Where: India (Various)
What: Tour of Rajasthan
When: March 2014
It has taken me over a month now to write up a summary of my trip to India. Sometimes you just have to sit back and think about for a while in order to truly format an opinion. My opinion is simple; I love India. With all the quirks, all the crazy and all of the commotion, you still can’t help but love it. There is something so magical when it comes to India. In a bizzare and stereotypical format, It is almost like placing yourself into Aladdin. The colours, the sounds, the sites, the snake charmers- nothing fails to excite.
Someone recently asked me what I had learned from my trip to India. I wasn’t sure how to answer that question before, but my answer is this: To stop thinking nothing can surprise me. In fact, I think I was surprised multiple times a day. Some very good surprises and others more bewildering.
My trip started in Delhi, and for those who have been to India, or to those who have not; starting any trip in Delhi is incredibly overwhelming. You basically dive into the deep end of crazy. As soon as leaving the airport grounds, you join the mass crowds and vehicles. Your first realization becomes, “huh, so the concept of road rules are gone”. Followed by that is, “Will this honking stop at some point?” (Here’s a spoiler- it doesn’t!).
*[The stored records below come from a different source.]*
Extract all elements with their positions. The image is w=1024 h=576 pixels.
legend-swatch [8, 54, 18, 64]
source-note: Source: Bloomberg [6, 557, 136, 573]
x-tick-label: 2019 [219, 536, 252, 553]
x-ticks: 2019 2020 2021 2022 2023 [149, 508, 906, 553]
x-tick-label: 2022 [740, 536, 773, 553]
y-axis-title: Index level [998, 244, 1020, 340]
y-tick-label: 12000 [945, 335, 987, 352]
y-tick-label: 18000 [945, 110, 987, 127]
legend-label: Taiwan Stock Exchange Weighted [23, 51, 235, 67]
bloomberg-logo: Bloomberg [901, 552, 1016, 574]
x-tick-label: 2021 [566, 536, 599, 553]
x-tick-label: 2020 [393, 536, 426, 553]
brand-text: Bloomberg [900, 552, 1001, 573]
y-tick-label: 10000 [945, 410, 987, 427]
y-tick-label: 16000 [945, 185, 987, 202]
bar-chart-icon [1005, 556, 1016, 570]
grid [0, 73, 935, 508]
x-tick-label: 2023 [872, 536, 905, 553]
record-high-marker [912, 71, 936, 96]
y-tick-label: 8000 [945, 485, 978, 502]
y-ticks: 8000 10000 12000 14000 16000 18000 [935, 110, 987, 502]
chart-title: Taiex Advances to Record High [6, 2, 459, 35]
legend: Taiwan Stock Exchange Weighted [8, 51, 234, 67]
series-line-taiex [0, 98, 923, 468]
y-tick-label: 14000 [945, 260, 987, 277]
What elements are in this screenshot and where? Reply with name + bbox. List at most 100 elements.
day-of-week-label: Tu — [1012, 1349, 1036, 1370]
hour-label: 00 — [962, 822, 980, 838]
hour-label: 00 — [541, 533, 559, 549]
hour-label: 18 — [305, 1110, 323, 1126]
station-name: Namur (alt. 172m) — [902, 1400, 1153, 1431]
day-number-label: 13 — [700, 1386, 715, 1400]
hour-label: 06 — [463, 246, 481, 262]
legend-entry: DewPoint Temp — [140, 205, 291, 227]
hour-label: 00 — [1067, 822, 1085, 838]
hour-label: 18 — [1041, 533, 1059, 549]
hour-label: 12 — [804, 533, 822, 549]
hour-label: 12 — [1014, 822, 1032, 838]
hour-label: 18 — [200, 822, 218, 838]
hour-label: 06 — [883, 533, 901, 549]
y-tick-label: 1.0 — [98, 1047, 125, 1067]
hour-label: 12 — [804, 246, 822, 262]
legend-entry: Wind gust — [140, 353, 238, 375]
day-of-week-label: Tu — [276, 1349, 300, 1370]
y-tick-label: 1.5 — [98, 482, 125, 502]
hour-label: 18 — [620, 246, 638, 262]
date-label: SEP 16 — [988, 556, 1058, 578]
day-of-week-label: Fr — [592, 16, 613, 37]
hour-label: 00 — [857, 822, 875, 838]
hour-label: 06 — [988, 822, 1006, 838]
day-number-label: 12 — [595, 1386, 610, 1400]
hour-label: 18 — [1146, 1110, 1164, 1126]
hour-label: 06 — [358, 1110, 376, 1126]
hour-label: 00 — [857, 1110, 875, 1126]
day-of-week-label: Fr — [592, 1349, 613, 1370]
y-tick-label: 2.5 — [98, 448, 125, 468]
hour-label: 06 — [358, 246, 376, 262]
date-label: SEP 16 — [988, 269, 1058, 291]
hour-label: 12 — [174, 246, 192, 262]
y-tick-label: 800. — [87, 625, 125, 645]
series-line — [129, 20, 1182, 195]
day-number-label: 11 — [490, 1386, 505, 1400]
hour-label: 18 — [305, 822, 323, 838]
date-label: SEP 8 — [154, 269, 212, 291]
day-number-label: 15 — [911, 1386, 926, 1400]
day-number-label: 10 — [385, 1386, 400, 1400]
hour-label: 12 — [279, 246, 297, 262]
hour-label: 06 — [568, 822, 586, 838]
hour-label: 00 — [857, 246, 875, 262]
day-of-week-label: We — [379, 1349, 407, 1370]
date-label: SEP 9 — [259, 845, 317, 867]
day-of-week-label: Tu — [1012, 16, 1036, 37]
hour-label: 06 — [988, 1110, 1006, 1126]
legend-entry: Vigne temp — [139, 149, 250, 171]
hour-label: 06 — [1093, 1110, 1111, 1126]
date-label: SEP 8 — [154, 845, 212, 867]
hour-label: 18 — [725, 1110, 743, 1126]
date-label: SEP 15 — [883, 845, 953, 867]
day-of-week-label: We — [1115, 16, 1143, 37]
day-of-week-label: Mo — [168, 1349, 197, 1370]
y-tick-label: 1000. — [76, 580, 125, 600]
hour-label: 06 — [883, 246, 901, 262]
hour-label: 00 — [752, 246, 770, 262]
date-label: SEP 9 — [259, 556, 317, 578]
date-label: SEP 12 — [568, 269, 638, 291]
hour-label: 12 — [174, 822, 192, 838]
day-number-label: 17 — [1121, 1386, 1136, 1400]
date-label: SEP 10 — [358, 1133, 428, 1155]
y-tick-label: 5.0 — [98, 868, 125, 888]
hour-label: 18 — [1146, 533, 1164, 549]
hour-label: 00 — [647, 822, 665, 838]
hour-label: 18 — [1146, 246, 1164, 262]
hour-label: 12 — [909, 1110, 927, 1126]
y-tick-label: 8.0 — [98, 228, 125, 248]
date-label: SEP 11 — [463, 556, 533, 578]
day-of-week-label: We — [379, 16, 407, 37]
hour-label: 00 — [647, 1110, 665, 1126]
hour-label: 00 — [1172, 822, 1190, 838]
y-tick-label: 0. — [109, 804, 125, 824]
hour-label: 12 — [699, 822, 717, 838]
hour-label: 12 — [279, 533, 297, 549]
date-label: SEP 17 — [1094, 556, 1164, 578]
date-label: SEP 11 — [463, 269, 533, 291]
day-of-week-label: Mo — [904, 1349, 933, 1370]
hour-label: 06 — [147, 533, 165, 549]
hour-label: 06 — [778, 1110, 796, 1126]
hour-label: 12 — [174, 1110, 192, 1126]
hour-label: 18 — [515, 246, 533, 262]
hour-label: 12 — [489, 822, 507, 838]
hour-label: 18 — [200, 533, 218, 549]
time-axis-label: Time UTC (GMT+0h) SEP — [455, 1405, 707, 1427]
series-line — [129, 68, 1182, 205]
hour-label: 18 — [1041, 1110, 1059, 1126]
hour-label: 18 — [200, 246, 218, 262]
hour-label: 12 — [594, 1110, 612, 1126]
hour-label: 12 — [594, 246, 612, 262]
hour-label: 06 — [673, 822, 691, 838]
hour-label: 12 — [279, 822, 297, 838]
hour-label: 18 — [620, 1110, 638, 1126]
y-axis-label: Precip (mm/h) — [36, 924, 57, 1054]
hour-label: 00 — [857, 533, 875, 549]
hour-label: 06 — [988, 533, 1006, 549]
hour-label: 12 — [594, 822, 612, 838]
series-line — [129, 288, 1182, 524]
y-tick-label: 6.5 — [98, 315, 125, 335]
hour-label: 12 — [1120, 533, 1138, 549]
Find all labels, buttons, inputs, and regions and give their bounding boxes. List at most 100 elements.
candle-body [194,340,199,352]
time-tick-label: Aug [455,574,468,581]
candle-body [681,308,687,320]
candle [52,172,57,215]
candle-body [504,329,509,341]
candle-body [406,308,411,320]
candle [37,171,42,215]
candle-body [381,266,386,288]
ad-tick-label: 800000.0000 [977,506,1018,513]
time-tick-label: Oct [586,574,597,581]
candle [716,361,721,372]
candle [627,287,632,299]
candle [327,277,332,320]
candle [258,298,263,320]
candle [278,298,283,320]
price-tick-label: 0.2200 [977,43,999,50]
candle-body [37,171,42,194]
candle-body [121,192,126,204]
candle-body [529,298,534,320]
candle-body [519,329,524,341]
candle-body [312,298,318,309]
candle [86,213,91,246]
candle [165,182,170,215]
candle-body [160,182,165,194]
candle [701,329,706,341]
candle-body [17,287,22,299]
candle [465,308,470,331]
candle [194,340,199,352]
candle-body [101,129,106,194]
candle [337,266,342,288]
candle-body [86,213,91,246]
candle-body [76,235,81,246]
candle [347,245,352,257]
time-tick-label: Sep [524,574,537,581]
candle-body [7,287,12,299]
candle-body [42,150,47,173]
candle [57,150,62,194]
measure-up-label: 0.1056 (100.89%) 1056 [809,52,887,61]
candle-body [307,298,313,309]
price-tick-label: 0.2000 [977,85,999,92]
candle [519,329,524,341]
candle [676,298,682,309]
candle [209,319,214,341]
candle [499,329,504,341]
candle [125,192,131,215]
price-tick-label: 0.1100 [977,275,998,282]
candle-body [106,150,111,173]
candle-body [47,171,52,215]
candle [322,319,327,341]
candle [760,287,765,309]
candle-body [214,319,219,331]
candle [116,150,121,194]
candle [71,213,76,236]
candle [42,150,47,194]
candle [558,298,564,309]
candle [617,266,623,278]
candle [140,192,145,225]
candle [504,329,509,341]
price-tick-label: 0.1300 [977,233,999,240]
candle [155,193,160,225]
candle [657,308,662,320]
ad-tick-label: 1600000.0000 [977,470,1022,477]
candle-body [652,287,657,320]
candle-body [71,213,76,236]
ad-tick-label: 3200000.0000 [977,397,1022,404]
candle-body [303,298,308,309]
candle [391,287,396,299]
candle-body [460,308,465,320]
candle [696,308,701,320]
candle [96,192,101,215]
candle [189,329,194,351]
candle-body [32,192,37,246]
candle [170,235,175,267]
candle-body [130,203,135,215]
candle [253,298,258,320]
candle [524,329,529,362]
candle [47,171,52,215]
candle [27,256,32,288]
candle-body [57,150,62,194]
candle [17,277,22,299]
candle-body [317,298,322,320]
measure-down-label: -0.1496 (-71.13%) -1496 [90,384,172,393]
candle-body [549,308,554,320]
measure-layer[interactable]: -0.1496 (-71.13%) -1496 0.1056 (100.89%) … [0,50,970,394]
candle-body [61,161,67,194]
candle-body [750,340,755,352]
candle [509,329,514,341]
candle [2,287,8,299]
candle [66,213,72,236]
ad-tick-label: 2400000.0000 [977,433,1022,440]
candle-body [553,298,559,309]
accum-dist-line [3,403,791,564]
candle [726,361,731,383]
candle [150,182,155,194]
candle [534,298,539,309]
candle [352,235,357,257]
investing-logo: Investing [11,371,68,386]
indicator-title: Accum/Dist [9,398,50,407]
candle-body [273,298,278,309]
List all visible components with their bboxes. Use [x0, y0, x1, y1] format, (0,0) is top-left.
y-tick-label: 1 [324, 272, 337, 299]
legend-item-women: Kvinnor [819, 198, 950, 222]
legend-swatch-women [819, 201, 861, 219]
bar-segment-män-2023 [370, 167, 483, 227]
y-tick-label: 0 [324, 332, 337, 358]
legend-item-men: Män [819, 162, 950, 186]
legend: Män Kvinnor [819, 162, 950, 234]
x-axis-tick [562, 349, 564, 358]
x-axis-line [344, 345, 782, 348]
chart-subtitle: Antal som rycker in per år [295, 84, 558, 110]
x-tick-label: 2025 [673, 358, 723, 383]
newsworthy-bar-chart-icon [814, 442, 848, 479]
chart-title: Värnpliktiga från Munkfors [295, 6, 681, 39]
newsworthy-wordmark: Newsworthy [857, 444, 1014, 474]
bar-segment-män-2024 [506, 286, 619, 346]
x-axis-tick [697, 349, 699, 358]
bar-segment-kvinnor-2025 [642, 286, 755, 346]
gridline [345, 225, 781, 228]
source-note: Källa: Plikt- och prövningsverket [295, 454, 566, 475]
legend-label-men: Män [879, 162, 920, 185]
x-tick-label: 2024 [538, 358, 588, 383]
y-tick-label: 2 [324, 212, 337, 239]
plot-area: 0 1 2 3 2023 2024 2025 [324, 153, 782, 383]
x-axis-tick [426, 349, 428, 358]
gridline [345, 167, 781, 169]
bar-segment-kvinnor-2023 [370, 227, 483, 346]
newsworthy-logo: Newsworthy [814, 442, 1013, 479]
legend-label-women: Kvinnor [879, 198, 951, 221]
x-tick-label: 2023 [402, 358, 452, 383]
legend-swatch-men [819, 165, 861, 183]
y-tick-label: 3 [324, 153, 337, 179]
In that same drive from the airport to wherever you are staying in Delhi, you will likely come across a handful of cows on the street, garbage everywhere, tuk tuks swerving through everything and very likely there is some format of festival, so there is bound to be a parade. Delhi is just too much of too much. Take it for what it is though, no trip to India is complete without stopping in this elusive city.
I had spent most of my time in the state of Rajasthan, a gorgeous state, a MARVELOUS state as my guide would say. There is so much culture jam packed into one area, then again, it is India- everything is jam packed.
I saw the Blue City, the White City, the Pink city and everything in-between. I also knocked off a few good items of the List. I finally got my beautiful henna. I purchased an amazing hand-woven rug. Bought a painting from a famed artist in Udaipur. Rode a camel into the sunset. All of this, and I didn’t even see the Taj at that point.
Like many places in the world, I find many people just go to a destination to see the things they know about. I think the beauty in travel is to explore the things you know nothing about. I chose this particular trip and itinerary because I had no idea about half the things that were there.
In Jodhpur, I saw an amazing fort with some of the most incredible views of the Blue City. In Ranakpur I marveled at the incredible artistry and workmanship of the Jain Temple. Next stop was Udaipur, the city dubbed the Venice of the East, so much beauty and charm in one place. Jojawar was an adorable little town with quite colourful people, not to mention the Jutti capital of India. Pushkar was an incredible desert like Oasis, however oddly filled with Hippies residing, yet filled with so many religious and cultural undertones. Finally Agra; A beautiful cherry on top of my Indian sundae. The Taj Mahal is really more incredible than what I could have ever imagined. No photo will ever do it justice, a definite must see.
I came out of India so enlightened. It is really a country that truly changes your perspective on the world. I will be the first to say, it is not for everyone, and perhaps even only for experienced travellers. The culture shocks don’t really stop, but soon become charming. I have never been to a place with so many juxtapositions. You look to the right and you may see the richest of the riches. You look to the left and you see squalor. Walking through a market you may smell the most beautiful floral scents, followed by smells of sewage. You see a beggar pedaling for food, and then you see others bringing food and offerings to cows. I have yet to decide if it all really a big contradiction, but to witness it, be apart of it and embrace it, is a gift I will never take for granted.
I have long lost the belief that it takes material possessions and monetary riches bring you happiness (although sometimes can help). I often travel to places where what I would consider basic standards are non-existant. However, it is for those places I was taught how to be happy. Witnessing people with nothing, proving that life isn’t about what you possess, but what you appreciate.